Thursday, March 4, 2010

Katharsis Defining Kairos: Moment of Persuasion, Purgation, and Textuality

I propose that kairos is better defined by the audience who is offered an argument and is purged by its resolution, that the audience then internalizes the claims of the speaker and thus cannot escape their own interpretation of it.

Kairos means ‘occasion’as illustrated by Aristotle in his Poetics and in his Politics. The modern use of the Greek word 'kairos' is used as 'weather' in the everyday forcast. Occasion is subject to the 'weathering' of the reader; their background is what shades their interpretation and thus, when they begin to comment on it, the textuality of the text. The audience's interpretation can then stand as their definition within the rhetorical triangle and kairos exists within the audience who is reacting from their belief system, their experience, which shapes their interpretation and thus provides whether the text will be relative for them. The audience will ideally assert their commentary on the speaker with equal measure as they would themselves, but nonetheless their discussion of what the speaker presents is tainted with reactions formed with their own opinions and derived from their experiences and belief system.

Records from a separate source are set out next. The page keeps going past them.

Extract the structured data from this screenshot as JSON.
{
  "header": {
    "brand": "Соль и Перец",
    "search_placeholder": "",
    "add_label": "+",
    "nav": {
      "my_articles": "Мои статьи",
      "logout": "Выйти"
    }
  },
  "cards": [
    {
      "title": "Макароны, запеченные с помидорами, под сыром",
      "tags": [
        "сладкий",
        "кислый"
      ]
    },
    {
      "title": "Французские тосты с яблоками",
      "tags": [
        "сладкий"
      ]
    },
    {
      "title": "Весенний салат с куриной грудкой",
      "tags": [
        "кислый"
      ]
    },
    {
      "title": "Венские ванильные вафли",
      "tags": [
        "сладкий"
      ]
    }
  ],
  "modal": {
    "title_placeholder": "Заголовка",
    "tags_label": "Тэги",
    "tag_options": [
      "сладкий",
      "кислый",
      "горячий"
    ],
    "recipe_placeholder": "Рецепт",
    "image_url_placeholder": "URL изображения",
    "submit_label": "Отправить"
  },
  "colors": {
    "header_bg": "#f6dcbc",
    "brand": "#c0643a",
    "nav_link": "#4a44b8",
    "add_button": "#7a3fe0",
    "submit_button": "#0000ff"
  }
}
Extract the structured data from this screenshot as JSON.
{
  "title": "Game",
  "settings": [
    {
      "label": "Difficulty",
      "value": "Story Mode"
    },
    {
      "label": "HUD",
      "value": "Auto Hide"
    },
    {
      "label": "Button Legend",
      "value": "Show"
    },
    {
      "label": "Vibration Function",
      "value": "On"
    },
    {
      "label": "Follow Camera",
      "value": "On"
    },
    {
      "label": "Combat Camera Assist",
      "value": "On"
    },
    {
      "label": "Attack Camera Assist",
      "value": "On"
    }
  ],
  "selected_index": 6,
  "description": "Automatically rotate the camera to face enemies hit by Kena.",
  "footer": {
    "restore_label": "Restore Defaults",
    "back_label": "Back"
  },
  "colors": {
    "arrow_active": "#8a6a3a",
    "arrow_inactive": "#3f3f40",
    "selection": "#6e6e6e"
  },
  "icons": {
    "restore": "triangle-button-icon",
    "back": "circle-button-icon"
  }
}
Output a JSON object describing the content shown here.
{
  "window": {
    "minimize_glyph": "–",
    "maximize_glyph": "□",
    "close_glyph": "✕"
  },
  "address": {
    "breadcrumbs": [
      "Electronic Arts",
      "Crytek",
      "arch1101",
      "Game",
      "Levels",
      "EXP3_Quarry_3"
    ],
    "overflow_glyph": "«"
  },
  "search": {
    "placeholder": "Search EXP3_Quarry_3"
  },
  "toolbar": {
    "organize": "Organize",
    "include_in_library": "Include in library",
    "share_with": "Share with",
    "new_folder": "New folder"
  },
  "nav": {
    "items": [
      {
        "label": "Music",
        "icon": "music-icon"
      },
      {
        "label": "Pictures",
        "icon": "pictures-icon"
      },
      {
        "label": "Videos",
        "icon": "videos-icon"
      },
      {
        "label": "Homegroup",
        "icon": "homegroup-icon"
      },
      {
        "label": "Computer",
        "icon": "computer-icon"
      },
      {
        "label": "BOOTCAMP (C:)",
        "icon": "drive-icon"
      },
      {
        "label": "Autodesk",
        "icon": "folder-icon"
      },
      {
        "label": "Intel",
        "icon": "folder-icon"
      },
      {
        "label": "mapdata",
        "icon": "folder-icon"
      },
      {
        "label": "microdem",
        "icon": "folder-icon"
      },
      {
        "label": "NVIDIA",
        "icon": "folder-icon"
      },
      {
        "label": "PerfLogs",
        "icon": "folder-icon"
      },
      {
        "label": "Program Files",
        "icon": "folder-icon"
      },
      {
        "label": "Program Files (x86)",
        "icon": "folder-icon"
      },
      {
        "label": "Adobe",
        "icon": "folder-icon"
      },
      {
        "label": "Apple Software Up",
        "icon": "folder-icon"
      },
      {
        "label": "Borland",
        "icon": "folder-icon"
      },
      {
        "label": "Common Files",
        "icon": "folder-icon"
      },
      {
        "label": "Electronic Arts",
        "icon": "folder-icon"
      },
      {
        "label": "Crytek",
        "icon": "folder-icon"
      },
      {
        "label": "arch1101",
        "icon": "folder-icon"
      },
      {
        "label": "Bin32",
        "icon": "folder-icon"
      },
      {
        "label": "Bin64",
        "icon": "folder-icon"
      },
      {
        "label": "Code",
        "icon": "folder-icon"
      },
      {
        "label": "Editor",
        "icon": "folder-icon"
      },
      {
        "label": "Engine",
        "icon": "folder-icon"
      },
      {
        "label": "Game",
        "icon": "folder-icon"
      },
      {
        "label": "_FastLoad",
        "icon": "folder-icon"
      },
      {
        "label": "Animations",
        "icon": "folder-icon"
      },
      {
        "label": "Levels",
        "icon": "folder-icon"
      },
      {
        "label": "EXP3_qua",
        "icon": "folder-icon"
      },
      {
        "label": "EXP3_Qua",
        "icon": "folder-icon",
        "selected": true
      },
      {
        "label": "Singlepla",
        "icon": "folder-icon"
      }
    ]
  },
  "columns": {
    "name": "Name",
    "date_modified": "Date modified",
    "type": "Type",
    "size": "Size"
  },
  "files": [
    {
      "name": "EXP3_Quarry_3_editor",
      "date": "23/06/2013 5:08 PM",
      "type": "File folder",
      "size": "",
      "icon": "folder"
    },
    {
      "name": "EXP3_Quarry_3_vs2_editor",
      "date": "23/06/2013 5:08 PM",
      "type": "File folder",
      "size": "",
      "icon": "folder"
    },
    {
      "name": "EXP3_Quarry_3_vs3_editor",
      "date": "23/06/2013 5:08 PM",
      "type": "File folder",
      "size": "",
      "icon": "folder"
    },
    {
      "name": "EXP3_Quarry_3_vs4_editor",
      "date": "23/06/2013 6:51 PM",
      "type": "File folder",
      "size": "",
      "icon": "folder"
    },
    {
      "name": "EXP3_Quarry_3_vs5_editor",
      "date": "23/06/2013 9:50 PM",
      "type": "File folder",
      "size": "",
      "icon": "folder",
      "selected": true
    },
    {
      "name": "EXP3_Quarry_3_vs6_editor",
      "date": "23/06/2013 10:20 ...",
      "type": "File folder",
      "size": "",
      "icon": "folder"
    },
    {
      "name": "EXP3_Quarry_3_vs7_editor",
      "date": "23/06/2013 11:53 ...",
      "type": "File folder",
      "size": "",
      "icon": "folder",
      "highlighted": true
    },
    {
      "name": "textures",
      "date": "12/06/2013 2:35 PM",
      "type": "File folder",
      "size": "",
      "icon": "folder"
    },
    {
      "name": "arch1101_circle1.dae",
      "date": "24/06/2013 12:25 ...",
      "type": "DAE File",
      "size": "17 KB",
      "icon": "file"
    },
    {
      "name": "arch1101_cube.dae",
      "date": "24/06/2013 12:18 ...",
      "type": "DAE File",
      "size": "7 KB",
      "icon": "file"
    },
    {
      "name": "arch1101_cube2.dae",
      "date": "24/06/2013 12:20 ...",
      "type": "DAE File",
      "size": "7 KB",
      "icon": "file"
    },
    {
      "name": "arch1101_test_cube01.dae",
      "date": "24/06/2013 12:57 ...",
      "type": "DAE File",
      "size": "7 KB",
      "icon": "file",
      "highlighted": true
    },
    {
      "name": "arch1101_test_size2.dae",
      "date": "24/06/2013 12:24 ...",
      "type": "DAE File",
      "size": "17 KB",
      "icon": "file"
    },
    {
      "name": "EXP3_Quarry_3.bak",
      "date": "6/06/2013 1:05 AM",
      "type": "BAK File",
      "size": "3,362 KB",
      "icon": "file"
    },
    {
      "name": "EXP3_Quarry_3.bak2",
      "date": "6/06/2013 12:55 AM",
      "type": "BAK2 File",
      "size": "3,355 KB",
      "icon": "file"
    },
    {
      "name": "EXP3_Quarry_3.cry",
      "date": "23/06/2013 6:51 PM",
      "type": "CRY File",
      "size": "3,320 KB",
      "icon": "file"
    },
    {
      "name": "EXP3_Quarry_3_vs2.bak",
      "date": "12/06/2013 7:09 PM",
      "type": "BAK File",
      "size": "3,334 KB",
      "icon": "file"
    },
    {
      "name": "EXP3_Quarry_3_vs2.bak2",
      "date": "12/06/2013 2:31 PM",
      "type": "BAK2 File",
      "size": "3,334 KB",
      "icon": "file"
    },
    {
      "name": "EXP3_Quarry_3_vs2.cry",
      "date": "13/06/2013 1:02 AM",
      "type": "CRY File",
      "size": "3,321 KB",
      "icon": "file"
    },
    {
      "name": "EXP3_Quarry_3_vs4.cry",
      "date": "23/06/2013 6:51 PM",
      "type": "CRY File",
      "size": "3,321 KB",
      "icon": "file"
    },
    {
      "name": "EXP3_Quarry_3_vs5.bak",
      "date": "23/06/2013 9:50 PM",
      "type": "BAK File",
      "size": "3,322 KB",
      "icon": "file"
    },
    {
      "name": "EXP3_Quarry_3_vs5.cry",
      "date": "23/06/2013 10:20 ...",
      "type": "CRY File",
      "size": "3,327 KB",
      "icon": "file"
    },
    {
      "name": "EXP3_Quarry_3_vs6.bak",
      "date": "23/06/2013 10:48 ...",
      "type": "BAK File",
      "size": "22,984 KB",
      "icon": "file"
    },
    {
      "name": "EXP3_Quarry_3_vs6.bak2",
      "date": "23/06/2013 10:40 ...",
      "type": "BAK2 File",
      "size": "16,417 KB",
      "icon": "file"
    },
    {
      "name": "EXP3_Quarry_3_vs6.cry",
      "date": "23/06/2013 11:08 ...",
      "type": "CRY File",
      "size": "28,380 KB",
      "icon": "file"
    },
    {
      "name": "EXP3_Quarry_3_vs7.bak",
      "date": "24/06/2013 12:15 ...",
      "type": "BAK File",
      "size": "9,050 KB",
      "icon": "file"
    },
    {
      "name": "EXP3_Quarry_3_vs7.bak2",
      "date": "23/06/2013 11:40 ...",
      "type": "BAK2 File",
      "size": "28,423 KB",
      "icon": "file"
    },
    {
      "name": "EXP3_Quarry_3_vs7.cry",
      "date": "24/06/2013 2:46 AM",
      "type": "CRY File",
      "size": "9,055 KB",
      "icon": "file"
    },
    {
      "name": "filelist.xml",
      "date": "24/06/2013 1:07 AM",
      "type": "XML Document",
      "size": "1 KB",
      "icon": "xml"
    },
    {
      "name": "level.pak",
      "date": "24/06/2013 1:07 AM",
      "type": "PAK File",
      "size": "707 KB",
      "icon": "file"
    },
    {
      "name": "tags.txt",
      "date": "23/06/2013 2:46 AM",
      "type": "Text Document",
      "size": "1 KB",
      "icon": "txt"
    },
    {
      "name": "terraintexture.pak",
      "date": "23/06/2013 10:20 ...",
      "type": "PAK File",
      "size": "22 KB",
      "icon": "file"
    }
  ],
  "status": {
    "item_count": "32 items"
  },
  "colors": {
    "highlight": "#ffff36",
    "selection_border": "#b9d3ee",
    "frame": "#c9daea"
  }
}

The notion of 'proper measure and right time' sound to me a heuristic process not a definition for kairos as Corbett illustrates in his article on the composition process "The Topoi Revisited". For Enos in "Recovering the Lost Art of Researching the History of Rhetoric", reading the primary text is a way to move away from the discussion surrounding it as the discourse is diluted with interpretations, yet the interpretations of the audience are what give a text its meaning. In looking at the long list of recent scholars using kairos as an integral piece of rhetoric, Kinneavy states, "all stress the importance of the unique background of the interpreter to the business of interpreting anything". Instead of a rhetorical triangle, Kenneth Burke in his Grammar of Motives builds a rhetorical pentad using a who, what, where, when, and how model to better explain the relationship between speaker and audience, but he falls short of placing interpretation’s value when trying to explain the intrinsic and extrinsic motives of the speaker.

The speaker hopes to evoke in his audience a reaction which will concrete their relationship with his message, perhaps a sort of emotion. As the audience understands and internalizes the speaker’s message, the tension within the argument is purged. This is a type of catharsis. If kairos, as the moment of persuasion, is the moment where the audience is convinced of the speaker’s claim then catharsis can as the moment of persuasion, as kairos. Borrowing then from dramatism, the speaker is protagonist and in his humanity is flawed as none of us is perfect. Alan Paskow in What is Aesthtic Catharis?, reevaluates Aristotle’s use of Catharsis by looking between his use of it in Poetics and Politics. Paskow states, “the spectator is invited to project himself imaginatively and emotionally (as well as intellectually) into the protagonist as one confronting difficult, existential questions” (63). The speaker then is the flawed protagonist hoping to gain common identity with his audience.